Set in August 1945, this opens with a sobering intro to kamikaze fighter jets and their methodology. You think you’re going to be thrown into a dark dramatic tale of epic proportions, unflinching and compelling, engrossing and powerful.

No. Most of the characters look like they belong in a Peanuts or Gary Larson cartoon they're so jarring and misplaced it’s not even funny, and especially in such a tale as this. What the character designer was thinking, I have no idea.

The story revolves around kamikaze pilot Nogami who is all too eager to die in a blaze of glory for his country but has to be punched out to stop him throwing his life away.

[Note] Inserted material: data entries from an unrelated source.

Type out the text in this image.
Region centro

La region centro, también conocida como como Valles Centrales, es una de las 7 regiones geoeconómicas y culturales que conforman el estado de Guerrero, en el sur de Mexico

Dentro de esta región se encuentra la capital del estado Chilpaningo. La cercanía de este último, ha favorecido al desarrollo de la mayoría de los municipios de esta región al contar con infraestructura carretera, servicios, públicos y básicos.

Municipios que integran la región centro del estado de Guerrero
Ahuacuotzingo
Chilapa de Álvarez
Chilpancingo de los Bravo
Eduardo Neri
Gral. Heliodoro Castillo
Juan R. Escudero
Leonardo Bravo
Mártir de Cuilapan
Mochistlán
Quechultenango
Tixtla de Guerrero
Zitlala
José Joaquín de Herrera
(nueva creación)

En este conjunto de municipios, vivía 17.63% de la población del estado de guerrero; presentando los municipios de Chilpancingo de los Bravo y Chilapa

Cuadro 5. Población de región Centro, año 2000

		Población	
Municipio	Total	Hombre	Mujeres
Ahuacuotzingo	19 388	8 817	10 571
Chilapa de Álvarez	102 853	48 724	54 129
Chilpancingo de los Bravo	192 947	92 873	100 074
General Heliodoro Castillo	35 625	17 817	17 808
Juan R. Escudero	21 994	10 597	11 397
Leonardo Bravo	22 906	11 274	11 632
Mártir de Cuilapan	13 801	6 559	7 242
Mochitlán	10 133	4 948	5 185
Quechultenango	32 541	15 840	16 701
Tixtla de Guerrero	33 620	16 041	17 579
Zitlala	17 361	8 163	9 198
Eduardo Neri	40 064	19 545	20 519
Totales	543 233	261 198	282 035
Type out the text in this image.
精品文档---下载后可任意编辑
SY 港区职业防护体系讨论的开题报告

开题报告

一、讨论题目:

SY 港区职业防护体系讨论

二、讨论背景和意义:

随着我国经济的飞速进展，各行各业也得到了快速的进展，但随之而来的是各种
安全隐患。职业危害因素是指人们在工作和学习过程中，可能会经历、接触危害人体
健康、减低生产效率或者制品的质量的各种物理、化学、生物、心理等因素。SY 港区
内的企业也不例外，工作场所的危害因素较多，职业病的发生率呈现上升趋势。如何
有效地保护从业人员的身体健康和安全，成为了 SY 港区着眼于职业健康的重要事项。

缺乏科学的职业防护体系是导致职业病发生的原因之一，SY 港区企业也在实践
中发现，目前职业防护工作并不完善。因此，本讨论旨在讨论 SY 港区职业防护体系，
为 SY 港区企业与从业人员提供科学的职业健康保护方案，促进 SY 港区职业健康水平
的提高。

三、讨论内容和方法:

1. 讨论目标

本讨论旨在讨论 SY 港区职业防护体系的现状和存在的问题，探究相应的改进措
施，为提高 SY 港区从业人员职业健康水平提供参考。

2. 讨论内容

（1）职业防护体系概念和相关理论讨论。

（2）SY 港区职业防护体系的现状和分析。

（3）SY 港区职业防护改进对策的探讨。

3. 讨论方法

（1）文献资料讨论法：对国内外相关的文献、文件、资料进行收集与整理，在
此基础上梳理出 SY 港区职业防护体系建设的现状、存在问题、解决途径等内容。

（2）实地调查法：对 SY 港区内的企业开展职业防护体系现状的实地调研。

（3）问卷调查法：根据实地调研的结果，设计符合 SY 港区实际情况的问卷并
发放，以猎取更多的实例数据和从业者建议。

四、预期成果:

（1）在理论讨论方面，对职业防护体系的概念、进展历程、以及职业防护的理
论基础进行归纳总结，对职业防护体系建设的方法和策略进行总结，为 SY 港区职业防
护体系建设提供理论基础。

He recuperates at a raggedy airfield with more US-comic rejects who lament about war and what the era’s youth could achieve if they were allowed to live for 30 more years.

Then, as if this is a comedy sketch but it isn’t because it’s all played very straight-faced, we cut to a bunch of US airmen lamenting the exact same thing, "he wanted to be the world's best comic artist, maybe if he'd lived another 30 years!"

It’s so hackneyed and stupid but you can’t laugh, it’s just a wasted premise with lousy art and writing. The climax did give me goosebumps but only because of the idea of what was occurring on screen, the potential, not the shoddy execution.

The climax is of course utterly ruined with a ludicrous coincidence followed by a convenient announcement that wraps up this failed attempt at exploring WW2 through the Japanese air force via anime.